C-26 Free Communication/Poster - Objective Measures: Accelerometry and Pedometry: JUNE 3, 2010 7:30 AM - 12:30 PM: ROOM: Hall C
Recent work has demonstrated that boys with Duchenne muscular dystrophy (DMD) are less active and take fewer steps/day than healthy boys. However, little information is known regarding what factors may contribute to this decrease in physical activity.
PURPOSE: The purpose of this study was to examine gait parameters, strength, and functional ability in boys with DMD whose daily step count was < 6000 steps/day compared to those who had a step count of > 6000 steps/day.

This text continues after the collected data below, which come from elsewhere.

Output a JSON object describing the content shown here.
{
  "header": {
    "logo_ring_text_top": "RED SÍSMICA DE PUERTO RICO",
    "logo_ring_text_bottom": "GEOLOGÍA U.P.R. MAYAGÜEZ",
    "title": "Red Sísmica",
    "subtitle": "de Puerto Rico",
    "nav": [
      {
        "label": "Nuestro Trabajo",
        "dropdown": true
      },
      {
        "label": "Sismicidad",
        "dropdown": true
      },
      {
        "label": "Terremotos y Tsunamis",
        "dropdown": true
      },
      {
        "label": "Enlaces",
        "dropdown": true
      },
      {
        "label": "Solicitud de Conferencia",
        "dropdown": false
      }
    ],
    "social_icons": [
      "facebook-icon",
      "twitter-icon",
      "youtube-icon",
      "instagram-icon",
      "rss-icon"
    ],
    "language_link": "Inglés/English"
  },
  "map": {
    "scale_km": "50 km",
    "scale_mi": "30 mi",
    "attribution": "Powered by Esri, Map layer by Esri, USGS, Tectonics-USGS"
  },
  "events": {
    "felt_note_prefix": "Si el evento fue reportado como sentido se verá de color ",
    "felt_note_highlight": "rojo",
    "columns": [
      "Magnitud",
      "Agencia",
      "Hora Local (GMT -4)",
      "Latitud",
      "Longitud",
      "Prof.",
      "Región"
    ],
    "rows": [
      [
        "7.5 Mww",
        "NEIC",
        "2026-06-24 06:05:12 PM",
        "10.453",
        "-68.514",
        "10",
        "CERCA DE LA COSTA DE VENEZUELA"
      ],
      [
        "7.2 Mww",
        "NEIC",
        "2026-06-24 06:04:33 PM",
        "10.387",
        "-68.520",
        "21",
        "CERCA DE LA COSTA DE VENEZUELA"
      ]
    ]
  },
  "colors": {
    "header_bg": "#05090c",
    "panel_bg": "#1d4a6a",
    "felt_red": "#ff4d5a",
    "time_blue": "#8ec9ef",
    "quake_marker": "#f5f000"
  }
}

METHODS: Physical activity was assessed for 5-7 consecutive days with an activity monitor (accelerometer) to obtain average daily step count and METs (determined by the Freedson child energy expenditure prediction equation). Fifteen ambulatory boys with DMD (mean age 8.8 + 1.4 years) participated. Seven of these subjects had a daily step count < 6000 steps/day (4850 +/- 1059) (INACTIVE), and eight had > 6000 steps/day (7436 +/- 1402) (ACTIVE). Subjects also participated in gait assessment for spatiotemporal parameters, strength testing (isometric knee extension and plantarflexion on a dynamometer), and a timed functional test (30 foot fast walk). T-tests were used to determine differences between the two groups, and relationships were examined using Pearson correlation coefficients (alpha = 0.05).
RESULTS: No differences were noted between the groups for age, METs, or strength (p > 0.30). A difference in gait parameters was noted for step length (m) (INACTIVE 0.46 +/- 0.05, ACTIVE 0.54 +/- 0.06; p < 0.01). Trends were noted for base of support (cm) (INACTIVE 5.6 +/- 3.0, ACTIVE 2.9 +/- 2.1; p = 0.08) and functional ability as evidenced by the 30 foot walk (s) (INACTIVE 7.04 +/- 2.0, ACTIVE 5.60 +/- 0.6; p = 0.07). There was an inverse relationship found between daily step count and the 30 foot walk for all 15 subjects (r = -0.66, p < 0.01).
CONCLUSIONS: The preliminary data collected in this study suggest that functional ability and gait characteristics appear to be more important than strength in distinguishing activity level in children with DMD. Further research is warranted to explore these variables to determine if addressing these functional limitations may improve a child's daily activity.
Funded by the Muscular Dystrophy Association (MDA4170), Wellstone Muscular Dystrophy Center Grant (1U54RO52646-01A1), and Parent Project Muscular Dystrophy.